FETÖ Elazığ avukatlar imamı Abdullah Önder, 8 Mayıs 2018’de verdiği ifadede Malatya’dan Kahramanmaraş’a gelen Yazıcıoğlu dosyasında 17 Nisan 2014’te gizlilik kararının kalkmasıyla, FETÖ mensubu Mustafa Atalar’ın, helikopterden cihazları söken FETÖ’cü askerler Davut Uçum ile Aydın Özsıcak’ın avukatlığını yaptığının ortaya çıktığını söyledi.
Bunun ortaya çıkmasıyla paniğe kapılan FETÖ örgütünün hukuk yapılanmasından birçok isimle bir araya gelerek toplantılar yaptıklarını anlatan Önder, şu isimleri vermişti: Elazığ il imamı Mehmet Durakoğlu, FETÖ’cü avukat Ahmet Atilla Kavuran, büyük bölge imamı Sezai Çetin, Gaziantep bölgesi avukat dernekleri imamı Turan Canpolat, Malatya dar bölge sorumlusu Halil Kayış.
Abdullah Önder’in ismini verdiği FETÖ’cülerden birisi de Akdeniz, Doğu ve Güneydoğu Anadolu illerinden 19 kentin bağlı olduğu “Gaziantep büyük bölge imamı” Kamil Bakum’du.
Abdullah Önder, ifadesinde Yazıcıoğlu dosyasının üstünün kapatılmasında Bakum’un rolünü şu sözlerle anlatmıştı: “Bu görüşme sonrası Mehmet Durakoğlu Elazığ’a döndüğünde kendisine neler konuşulduğunu sordum. Mehmet Kocatürk ile beraber Kamil Bakum ile de görüştüğünü, ayrıca Gaziantep ilinde örgütün ‘hâkim ve savcı sorumlusu’ ile de görüştüğünü söyledi.
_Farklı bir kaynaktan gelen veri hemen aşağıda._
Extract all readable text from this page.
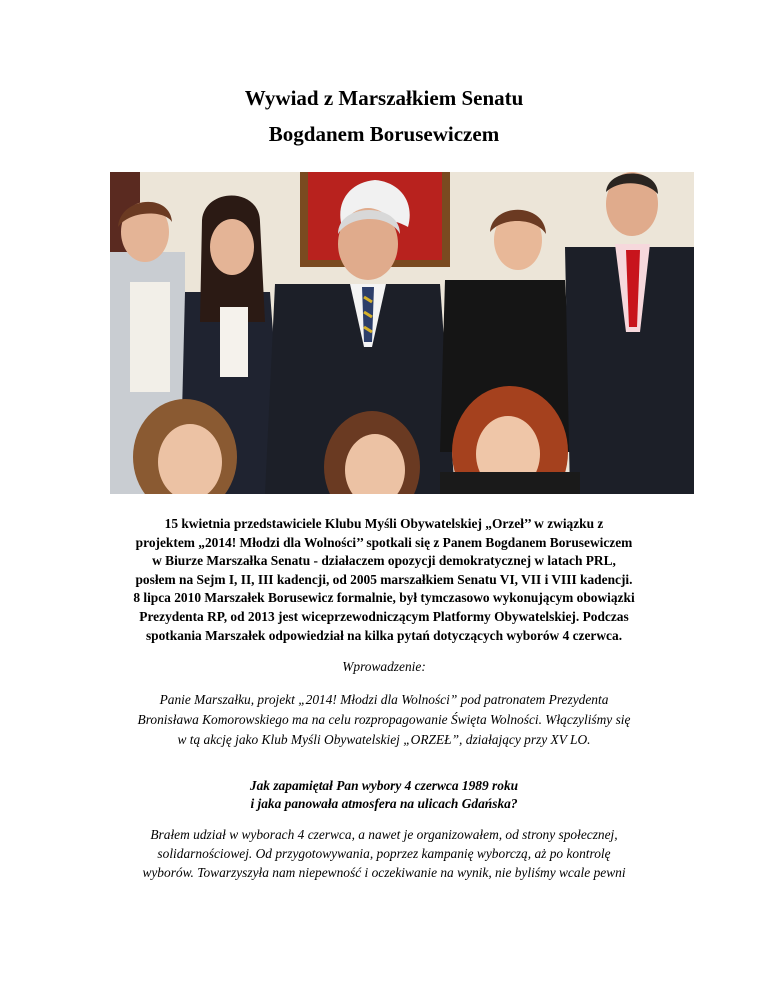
Wywiad z Marszałkiem Senatu
Bogdanem Borusewiczem
15 kwietnia przedstawiciele Klubu Myśli Obywatelskiej „Orzeł’’ w związku z
projektem „2014! Młodzi dla Wolności’’ spotkali się z Panem Bogdanem Borusewiczem
w Biurze Marszałka Senatu - działaczem opozycji demokratycznej w latach PRL,
posłem na Sejm I, II, III kadencji, od 2005 marszałkiem Senatu VI, VII i VIII kadencji.
8 lipca 2010 Marszałek Borusewicz formalnie, był tymczasowo wykonującym obowiązki
Prezydenta RP, od 2013 jest wiceprzewodniczącym Platformy Obywatelskiej. Podczas
spotkania Marszałek odpowiedział na kilka pytań dotyczących wyborów 4 czerwca.
Wprowadzenie:
Panie Marszałku, projekt „2014! Młodzi dla Wolności” pod patronatem Prezydenta
Bronisława Komorowskiego ma na celu rozpropagowanie Święta Wolności. Włączyliśmy się
w tą akcję jako Klub Myśli Obywatelskiej „ORZEŁ”, działający przy XV LO.
Jak zapamiętał Pan wybory 4 czerwca 1989 roku
i jaka panowała atmosfera na ulicach Gdańska?
Brałem udział w wyborach 4 czerwca, a nawet je organizowałem, od strony społecznej,
solidarnościowej. Od przygotowywania, poprzez kampanię wyborczą, aż po kontrolę
wyborów. Towarzyszyła nam niepewność i oczekiwanie na wynik, nie byliśmy wcale pewni
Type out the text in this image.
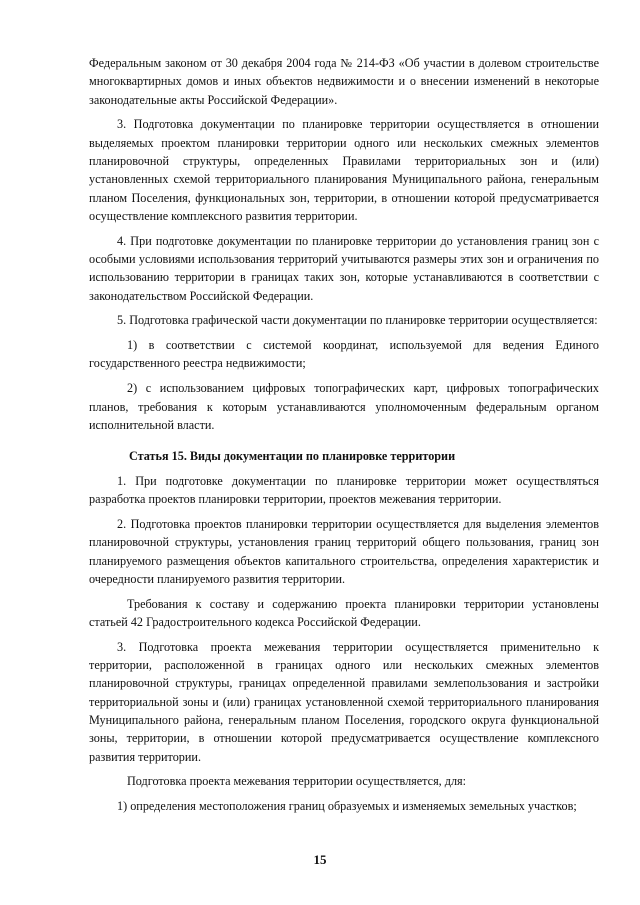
Федеральным законом от 30 декабря 2004 года № 214-ФЗ «Об участии в долевом строительстве многоквартирных домов и иных объектов недвижимости и о внесении изменений в некоторые законодательные акты Российской Федерации».

3. Подготовка документации по планировке территории осуществляется в отношении выделяемых проектом планировки территории одного или нескольких смежных элементов планировочной структуры, определенных Правилами территориальных зон и (или) установленных схемой территориального планирования Муниципального района, генеральным планом Поселения, функциональных зон, территории, в отношении которой предусматривается осуществление комплексного развития территории.

4. При подготовке документации по планировке территории до установления границ зон с особыми условиями использования территорий учитываются размеры этих зон и ограничения по использованию территории в границах таких зон, которые устанавливаются в соответствии с законодательством Российской Федерации.

5. Подготовка графической части документации по планировке территории осуществляется:

1) в соответствии с системой координат, используемой для ведения Единого государственного реестра недвижимости;

2) с использованием цифровых топографических карт, цифровых топографических планов, требования к которым устанавливаются уполномоченным федеральным органом исполнительной власти.

Статья 15. Виды документации по планировке территории

1. При подготовке документации по планировке территории может осуществляться разработка проектов планировки территории, проектов межевания территории.

2. Подготовка проектов планировки территории осуществляется для выделения элементов планировочной структуры, установления границ территорий общего пользования, границ зон планируемого размещения объектов капитального строительства, определения характеристик и очередности планируемого развития территории.

Требования к составу и содержанию проекта планировки территории установлены статьей 42 Градостроительного кодекса Российской Федерации.

3. Подготовка проекта межевания территории осуществляется применительно к территории, расположенной в границах одного или нескольких смежных элементов планировочной структуры, границах определенной правилами землепользования и застройки территориальной зоны и (или) границах установленной схемой территориального планирования Муниципального района, генеральным планом Поселения, городского округа функциональной зоны, территории, в отношении которой предусматривается осуществление комплексного развития территории.

Подготовка проекта межевания территории осуществляется, для:

1) определения местоположения границ образуемых и изменяемых земельных участков;

15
O dönem Muhsin Yazıcıoğlu dosyasına bakan soruşturma savcısı olan ve halen Elazığ Cumhuriyet Başsavcısı olan Habip Korkmaz’ın yabancı biri olmadığını, bizim abilerimizden biri olduğunu, kendisine örgütün ‘Gaziantep hâkim-savcı bölge sorumlusunun’ ilettiğini söyledi.”
Önder, Bakum hakkında, “Konuşursa Yazıcıoğlu suikastı çözülür” demişti.
1) GAYBUBET EVİNDE YAKALANDI 150 SAYFA İFADE VERDİ
FETÖ mahrem imamı Kamil Bakum geçen hafta İstanbul’daki gaybubet evinde yakalandı ve Gaziantep’e götürüldü. Emniyet’te 150 sayfalık ifade veren Bakum, savcılık ve mahkemede FETÖ’nün hukuk yapılanmasını anlatırken, Yazıcıoğlu suikastı ile ilgili bildiklerini ve isimlerini şöyle sıraladı:
“Elazığ avukatlar imamı Abdullah Önder’e bağlı avukat Mustafa Atalar’ın helikopterin düşmesi sonrasında birtakım askerler tarafından malzemelerin sökülerek alınması nedeniyle, bu askerlerin avukatlığını üstlenmesinden dolayı örgüt lideri Fetullah Gülen ve örgüt içerisinde sıkıntı yaşandı. Bu sıkıntıların giderilmesi için bu hususta toplantılar ve görüşmeler düzenlendi. Ben, FETÖ/PDY silahlı terör örgütünün sözde Gaziantep bölge avukatlar imamı iken Abdullah Önder’in ifadesinde belirtildiği gibi benim bildiğim ve dahil olduğum konular açısından genel olarak beyan doğrudur.
FETÖ’CÜ AVUKAT, ÖRGÜTÜN TALEBİYDİ
Ben 2014 yılı Nisan ayı sonlarına doğru Muhsin Yazıcıoğlu soruşturmasındaki gizlilik kararı kalkıp duyulması üzerine Elazığ il imamı Mehmet Durakoğlu bana dosyadaki helikopterin cihazlarının söken askerlerin avukatlığını Elazığ Avukatlar il imamı Kaan kod adlı Abdullah Önder’e bağlı olarak faaliyet yürüten Mustafa Atalar isimli avukatın yaptığının duyulması üzerine, Elazığ ilinde bulunan Ülkücülerin tepkili olduğunu söyledi. Ayrıca Mustafa Atalar’a bu askerlerin avukatlığını yapması için Turan Canpolat’ın talimat verdiğini söyledi.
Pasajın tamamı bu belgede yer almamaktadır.